Akhirnya mereka bertanya apakah ayahku ingin menyelesaikan secara damai. Ayahku sudah benar-benar lelah, melihat mobilnya yang dirawat dengan susah payah, dalam setengah bulan berubah menjadi hancur, ia hanya bisa tersenyum pahit, setuju untuk mediasi, tidak menuntut pelaku. Memang, menuntut juga tak ada gunanya, orang itu mentalnya kurang sehat. Mobil hanya diperbaiki seadanya. Mobil yang datang dari kota pesisir dengan mengkilap, kini seperti hendak masuk kuburan, mengangkutku ke berbagai rumah paranormal.

Syukur pada kepala biara yang dikenalkan oleh Bibi Ketiga. Ayahku membawaku ke sana lagi. Tujuannya meminta bantuan untukku dan juga untuk mobil. Kecelakaan kecil memang tidak apa-apa, tapi kalau sampai kecelakaan besar, bisa langsung mengirim kami berdua ke alam baka.

Biksu tetap menolak melihat urusanku, tatapannya penuh belas kasihan, tapi ia bersedia membantu mengatasi masalah mobil. Ia menggunakan abu dupa dicampur tinta merah, meminta ayah membuka bumper mobil dan menulis mantra di dalamnya, juga menulis mantra kecil di bagian dalam roda, lalu mengelilingi mobil sambil membaca doa.

Biksu memberitahu ayah, mungkin masih akan ada kecelakaan kecil, tapi tidak perlu khawatir soal nyawa. Cara ini sama seperti jimat pelindung yang aku miliki, dan ia meminta ayah segera mencari paranormal pengusir setan. Setelah selesai, biksu pergi.

Ayahku berpikir, waktu pemberian jimat pelindung disebut hanya tiga bulan, dan ini sudah setengah bulan berlalu, berarti tinggal dua setengah bulan! Waktu terbatas, ayah segera mencari paranormal berikutnya!

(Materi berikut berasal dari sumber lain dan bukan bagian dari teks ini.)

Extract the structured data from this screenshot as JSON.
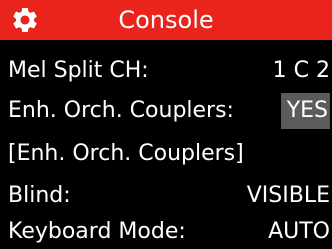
{
  "header": {
    "title": "Console",
    "icon": "gear-icon",
    "background_color": "#e8241c"
  },
  "menu": {
    "selected_value_background": "#5b5b5b",
    "items": [
      {
        "label": "Mel Split CH:",
        "value": "1 C 2"
      },
      {
        "label": "Enh. Orch. Couplers:",
        "value": "YES",
        "selected": true
      },
      {
        "label": "[Enh. Orch. Couplers]",
        "value": ""
      },
      {
        "label": "Blind:",
        "value": "VISIBLE"
      },
      {
        "label": "Keyboard Mode:",
        "value": "AUTO"
      }
    ]
  }
}
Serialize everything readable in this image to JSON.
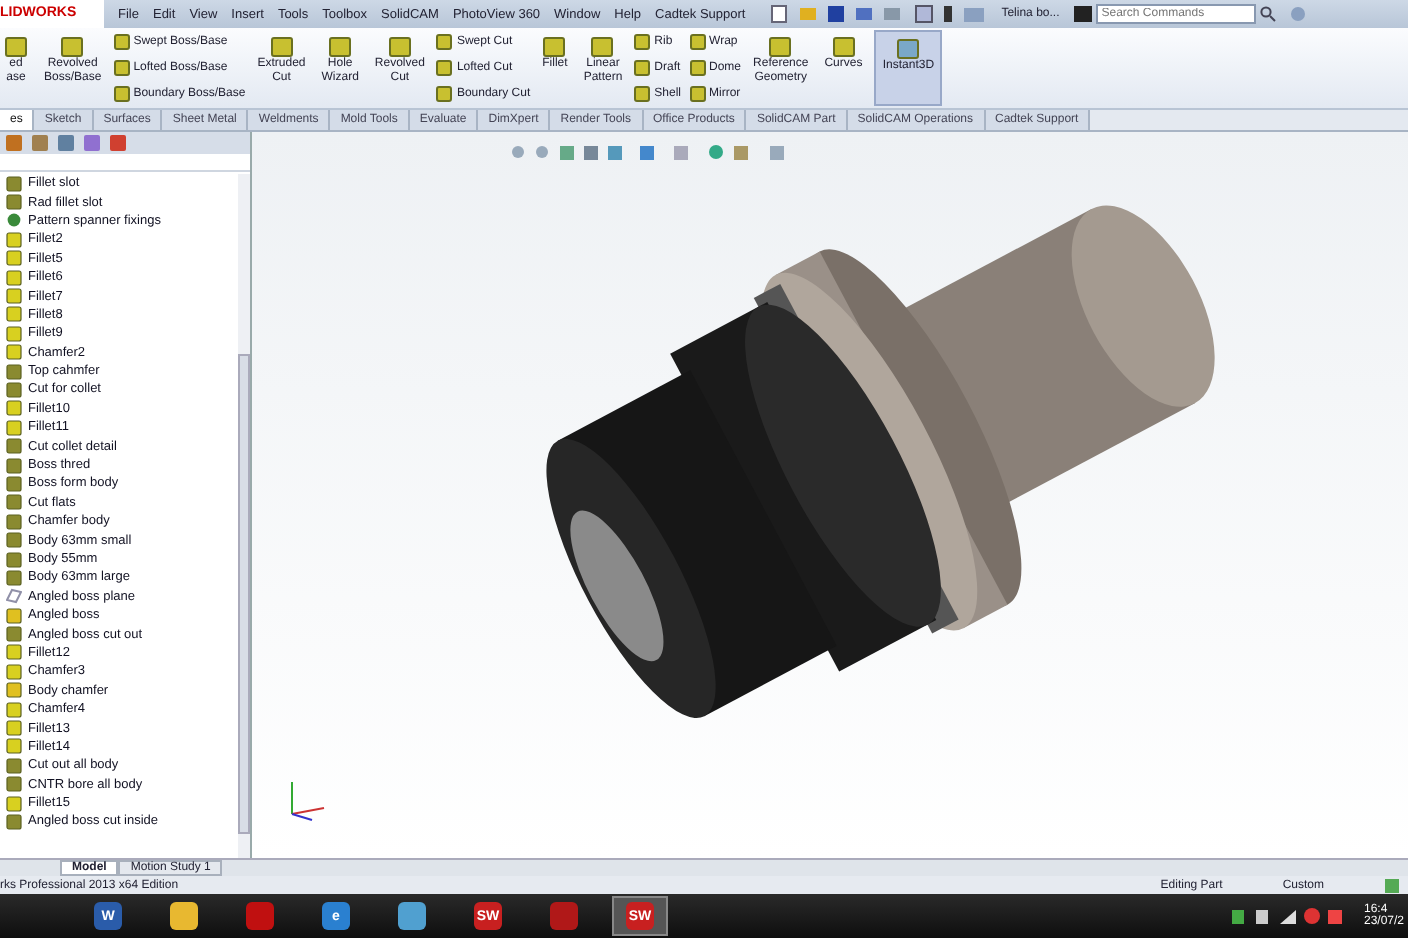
{
  "title_bar": {
    "logo": "LIDWORKS",
    "menu": [
      "File",
      "Edit",
      "View",
      "Insert",
      "Tools",
      "Toolbox",
      "SolidCAM",
      "PhotoView 360",
      "Window",
      "Help",
      "Cadtek Support"
    ],
    "document": "Telina bo...",
    "search": {
      "placeholder": "Search Commands"
    }
  },
  "ribbon": [
    {
      "kind": "big",
      "lines": [
        "ed",
        "ase"
      ]
    },
    {
      "kind": "big",
      "lines": [
        "Revolved",
        "Boss/Base"
      ]
    },
    {
      "kind": "stack",
      "items": [
        "Swept Boss/Base",
        "Lofted Boss/Base",
        "Boundary Boss/Base"
      ]
    },
    {
      "kind": "big",
      "lines": [
        "Extruded",
        "Cut"
      ]
    },
    {
      "kind": "big",
      "lines": [
        "Hole",
        "Wizard"
      ]
    },
    {
      "kind": "big",
      "lines": [
        "Revolved",
        "Cut"
      ]
    },
    {
      "kind": "stack",
      "items": [
        "Swept Cut",
        "Lofted Cut",
        "Boundary Cut"
      ]
    },
    {
      "kind": "big",
      "lines": [
        "Fillet"
      ]
    },
    {
      "kind": "big",
      "lines": [
        "Linear",
        "Pattern"
      ]
    },
    {
      "kind": "stack",
      "items": [
        "Rib",
        "Draft",
        "Shell"
      ]
    },
    {
      "kind": "stack",
      "items": [
        "Wrap",
        "Dome",
        "Mirror"
      ]
    },
    {
      "kind": "big",
      "lines": [
        "Reference",
        "Geometry"
      ]
    },
    {
      "kind": "big",
      "lines": [
        "Curves"
      ]
    },
    {
      "kind": "toggle",
      "lines": [
        "Instant3D"
      ],
      "selected": true
    }
  ],
  "tabs": [
    {
      "label": "es",
      "selected": true
    },
    {
      "label": "Sketch",
      "selected": false
    },
    {
      "label": "Surfaces",
      "selected": false
    },
    {
      "label": "Sheet Metal",
      "selected": false
    },
    {
      "label": "Weldments",
      "selected": false
    },
    {
      "label": "Mold Tools",
      "selected": false
    },
    {
      "label": "Evaluate",
      "selected": false
    },
    {
      "label": "DimXpert",
      "selected": false
    },
    {
      "label": "Render Tools",
      "selected": false
    },
    {
      "label": "Office Products",
      "selected": false
    },
    {
      "label": "SolidCAM Part",
      "selected": false
    },
    {
      "label": "SolidCAM Operations",
      "selected": false
    },
    {
      "label": "Cadtek Support",
      "selected": false
    }
  ],
  "tree": [
    {
      "kind": "cut",
      "label": "Fillet slot"
    },
    {
      "kind": "cut",
      "label": "Rad fillet slot"
    },
    {
      "kind": "pattern",
      "label": "Pattern spanner fixings"
    },
    {
      "kind": "fillet",
      "label": "Fillet2"
    },
    {
      "kind": "fillet",
      "label": "Fillet5"
    },
    {
      "kind": "fillet",
      "label": "Fillet6"
    },
    {
      "kind": "fillet",
      "label": "Fillet7"
    },
    {
      "kind": "fillet",
      "label": "Fillet8"
    },
    {
      "kind": "fillet",
      "label": "Fillet9"
    },
    {
      "kind": "fillet",
      "label": "Chamfer2"
    },
    {
      "kind": "cut",
      "label": "Top cahmfer"
    },
    {
      "kind": "cut",
      "label": "Cut for collet"
    },
    {
      "kind": "fillet",
      "label": "Fillet10"
    },
    {
      "kind": "fillet",
      "label": "Fillet11"
    },
    {
      "kind": "cut",
      "label": "Cut collet detail"
    },
    {
      "kind": "cut",
      "label": "Boss thred"
    },
    {
      "kind": "cut",
      "label": "Boss form body"
    },
    {
      "kind": "cut",
      "label": "Cut flats"
    },
    {
      "kind": "cut",
      "label": "Chamfer body"
    },
    {
      "kind": "cut",
      "label": "Body 63mm small"
    },
    {
      "kind": "cut",
      "label": "Body 55mm"
    },
    {
      "kind": "cut",
      "label": "Body 63mm large"
    },
    {
      "kind": "plane",
      "label": "Angled boss plane"
    },
    {
      "kind": "boss",
      "label": "Angled boss"
    },
    {
      "kind": "cut",
      "label": "Angled boss cut out"
    },
    {
      "kind": "fillet",
      "label": "Fillet12"
    },
    {
      "kind": "fillet",
      "label": "Chamfer3"
    },
    {
      "kind": "boss",
      "label": "Body chamfer"
    },
    {
      "kind": "fillet",
      "label": "Chamfer4"
    },
    {
      "kind": "fillet",
      "label": "Fillet13"
    },
    {
      "kind": "fillet",
      "label": "Fillet14"
    },
    {
      "kind": "cut",
      "label": "Cut out all body"
    },
    {
      "kind": "cut",
      "label": "CNTR bore all body"
    },
    {
      "kind": "fillet",
      "label": "Fillet15"
    },
    {
      "kind": "cut",
      "label": "Angled boss cut inside"
    }
  ],
  "model_tabs": [
    {
      "label": "Model",
      "selected": true
    },
    {
      "label": "Motion Study 1",
      "selected": false
    }
  ],
  "status_bar": {
    "product": "rks Professional 2013 x64 Edition",
    "mode": "Editing Part",
    "units": "Custom"
  },
  "taskbar": {
    "apps": [
      {
        "kind": "word",
        "label": "W",
        "selected": false
      },
      {
        "kind": "folder",
        "selected": false
      },
      {
        "kind": "media",
        "selected": false
      },
      {
        "kind": "browser",
        "label": "e",
        "selected": false
      },
      {
        "kind": "feather",
        "selected": false
      },
      {
        "kind": "solidworks",
        "label": "SW",
        "selected": false
      },
      {
        "kind": "lips",
        "selected": false
      },
      {
        "kind": "solidworks",
        "label": "SW",
        "selected": true
      }
    ],
    "time": "16:4",
    "date": "23/07/2"
  }
}
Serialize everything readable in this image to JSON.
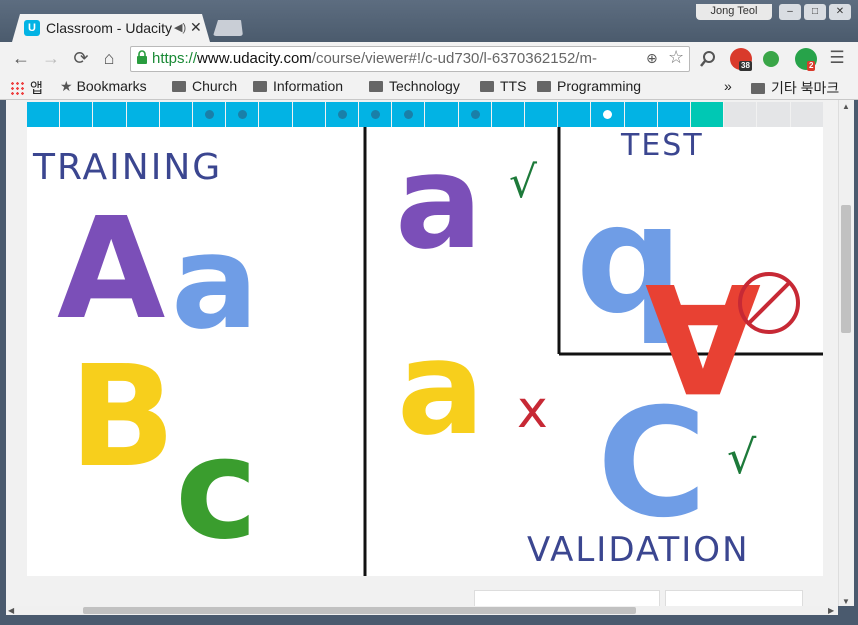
{
  "browser": {
    "tab_title": "Classroom - Udacity",
    "favicon_letter": "U",
    "audio_indicator": "◀)",
    "close_glyph": "✕",
    "profile_name": "Jong Teol",
    "window_buttons": [
      "–",
      "□",
      "✕"
    ],
    "url_scheme": "https://",
    "url_host": "www.udacity.com",
    "url_path": "/course/viewer#!/c-ud730/l-6370362152/m-",
    "extension_badges": [
      "38",
      "2"
    ],
    "bookmarks": {
      "apps_label": "앱",
      "items": [
        "Bookmarks",
        "Church",
        "Information",
        "Technology",
        "TTS",
        "Programming"
      ],
      "overflow": "»",
      "other_bookmarks": "기타 북마크"
    }
  },
  "progress": {
    "segment_count": 24,
    "dot_segments": [
      5,
      6,
      9,
      10,
      11,
      13,
      17
    ],
    "current_segment": 17,
    "colors": {
      "active": "#02b3e4",
      "accent": "#00c8b4",
      "inactive": "#e4e5e7"
    }
  },
  "video": {
    "labels": {
      "training": "TRAINING",
      "test": "TEST",
      "validation": "VALIDATION"
    },
    "letters": {
      "training_A": "A",
      "training_a": "a",
      "training_B": "B",
      "training_c": "c",
      "right_a_purple": "a",
      "right_a_yellow": "a",
      "test_b": "b",
      "test_A": "A",
      "valid_c": "C"
    },
    "marks": {
      "check": "√",
      "cross": "x"
    },
    "colors": {
      "purple": "#7b4fb8",
      "blue": "#6f9de6",
      "yellow": "#f7cf1c",
      "green": "#3a9d2e",
      "red": "#e84133",
      "ink": "#3b4690",
      "check_green": "#1d7a3a",
      "cross_red": "#c72935"
    }
  }
}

Sesampainya di rumah, Paman Qiao menelepon ayahku, perempuan yang pernah bicara denganku telah diselidiki, memang sudah meninggal lebih dari sepuluh tahun, asal dari selatan, jaraknya lima-enam provinsi dari rumahku, meninggal karena bunuh diri, sebelum mati mengalami gangguan mental, masih muda. Ayah mendengar itu langsung berkeringat dingin, ternyata benar, bukan? Aku hanya melihat bayangan putih, yang di pohon katanya melihat perempuan basah kuyup, tak jauh beda. Perempuan itu yang selalu mengganggu dan menakutiku. Dia dalangnya!

"Tapi, Qiao, kau tahu keluarga kami, dulu di desa, lalu pindah ke pesisir, tak pernah pergi jauh, asal perempuan itu ribuan kilometer dari kami, bagaimana dia bisa keluar dari kuburan dan mengganggu anakku?" Ayahku merasa sangat tertekan! Tak tahu harus mengadu ke siapa!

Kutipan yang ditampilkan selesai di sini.